西本氏: そもそも、韓国と日本ではセキュリティのシステムがまったく違っているのです。韓国ではセキュリティカードがなくて国民番号であったり、携帯認証だったり、そういう国のシステの違いがあるのです。「アイオン」は基本的に同一クライアントで全世界でサービスを行なうというポリシーですので、ローンチの時期には韓国バージョンと同じでセキュリティカードは入っていませんでした。アカウント盗用の問題というのは、弊社だけではなくて他社様のタイトルでも起こっていると思いますが、「アイオン」は規模が大きいので特に目立っている部分もあります。どちらにせよ、影響が大きいということでかなり以前より開発に相談して、早急に対策を入れることになりました。

――問題が見過ごせないレベルになったという事ですか?

西本氏: そうですね。そもそもローンチ後にIDとパスワードを盗まれるというよりも、去年の段階や今年の早い段階で既に盗用されていて、それが使われずに寝かされていたというケースが我々が思った以上に多かったですね。ただ、ここで言うIDとパスワードは弊社のサービスのものとは限りませんが。

――「アイオン」以前に既に仕込まれていたという事ですか?

西本氏: 既に仕込まれて、ハッキングする業者にデータベース化されているようです。他のタイトルと同じIDやパスワードを使用したり、そのパスワードの変更をせずにそのままにしていると、例えばFLASHとかActiveXのアップデートをしたとしても、そのあともう1度パスワードを変えないとそのまま使われてしまうというケースがあり、そんなケースが予想より多かったです。

――ゲーム内でもパスワードを変更してくださいといったメッセージが定期的に流れていますが、それが予防策としては1番有効なのでしょうか?

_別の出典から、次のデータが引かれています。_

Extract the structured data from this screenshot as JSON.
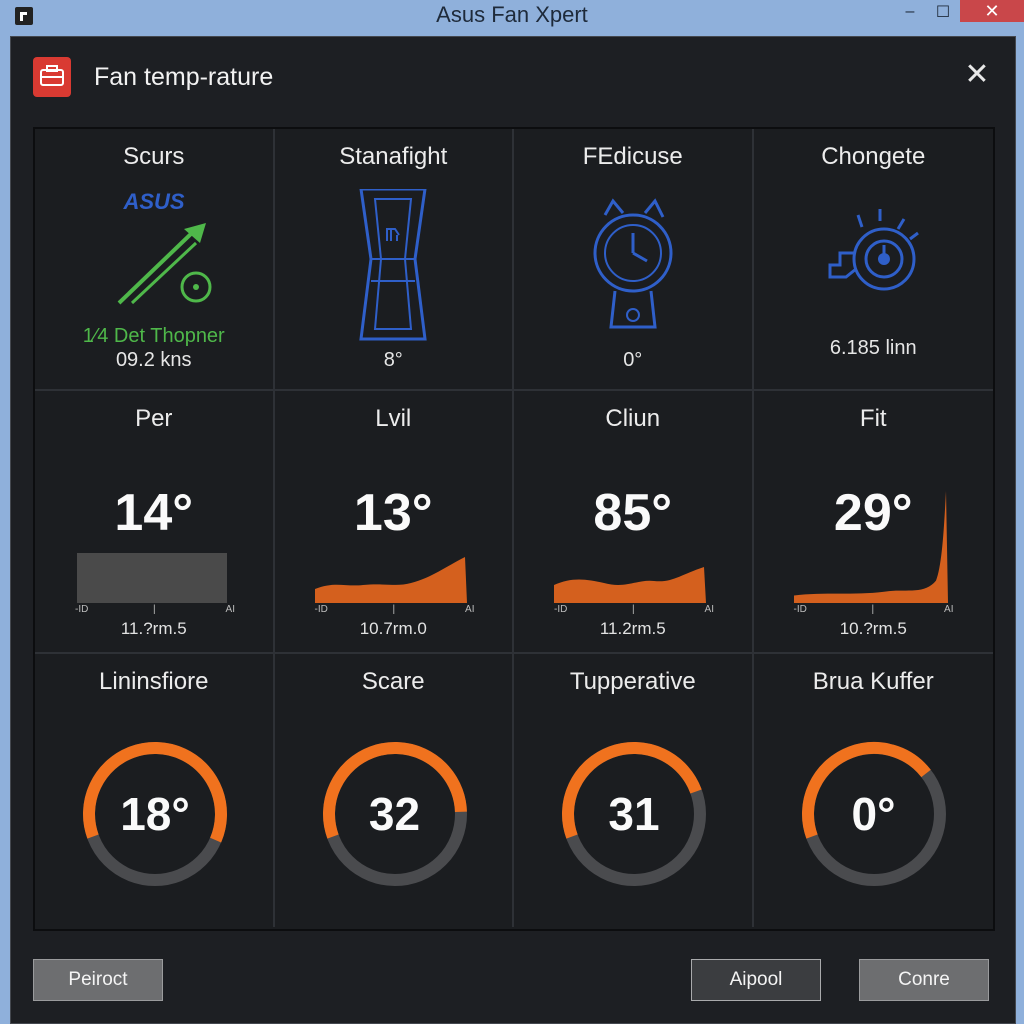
{
  "window": {
    "title": "Asus Fan Xpert",
    "min_glyph": "–",
    "max_glyph": "☐",
    "close_glyph": "✕"
  },
  "dialog": {
    "title": "Fan temp-rature",
    "close_glyph": "✕"
  },
  "tiles": [
    {
      "label": "Scurs",
      "icon": "asus-logo-fan-icon",
      "icon_text": "ASUS",
      "sub1": "1⁄4 Det Thopner",
      "sub2": "09.2 kns"
    },
    {
      "label": "Stanafight",
      "icon": "fan-duct-icon",
      "sub1": "8°"
    },
    {
      "label": "FEdicuse",
      "icon": "clock-tower-icon",
      "sub1": "0°"
    },
    {
      "label": "Chongete",
      "icon": "fan-gauge-icon",
      "sub1": "6.185 linn"
    },
    {
      "label": "Per",
      "value": "14°",
      "axis_left": "-ID",
      "axis_mid": "|",
      "axis_right": "AI",
      "caption": "11.?rm.5",
      "graph": "flat-bar"
    },
    {
      "label": "Lvil",
      "value": "13°",
      "axis_left": "-ID",
      "axis_mid": "|",
      "axis_right": "AI",
      "caption": "10.7rm.0",
      "graph": "rising"
    },
    {
      "label": "Cliun",
      "value": "85°",
      "axis_left": "-ID",
      "axis_mid": "|",
      "axis_right": "AI",
      "caption": "11.2rm.5",
      "graph": "wavy"
    },
    {
      "label": "Fit",
      "value": "29°",
      "axis_left": "-ID",
      "axis_mid": "|",
      "axis_right": "AI",
      "caption": "10.?rm.5",
      "graph": "spike"
    },
    {
      "label": "Lininsfiore",
      "value": "18°",
      "gauge_fraction": 0.62
    },
    {
      "label": "Scare",
      "value": "32",
      "gauge_fraction": 0.55
    },
    {
      "label": "Tupperative",
      "value": "31",
      "gauge_fraction": 0.5
    },
    {
      "label": "Brua Kuffer",
      "value": "0°",
      "gauge_fraction": 0.45
    }
  ],
  "buttons": {
    "left": "Peiroct",
    "apply": "Aipool",
    "right": "Conre"
  },
  "colors": {
    "accent_orange": "#f0721e",
    "graph_orange": "#d4601e",
    "gauge_track": "#4a4b4e",
    "green": "#4fb84a",
    "blue": "#2f5fc9",
    "dialog_bg": "#1d1f23"
  }
}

西本氏: まず周辺のソフトウェア、ActiveXやOSなどですが、そういったものを常に最新のバージョンにアップデートしていただいて、パスワードを定期的に変更するというのが1番の防御策だと思います。



■ RMT業者からのメールについても、早急に対策を入れる予定

ワールドの解放が遅れたのは、セキュリティ問題への対応を優先したから、と西本氏
ワールドが解放されたことでBOT問題が再燃しつつある

――いままでずっとサーバーを解放されなかったのは、どういった理由があったのでしょうか?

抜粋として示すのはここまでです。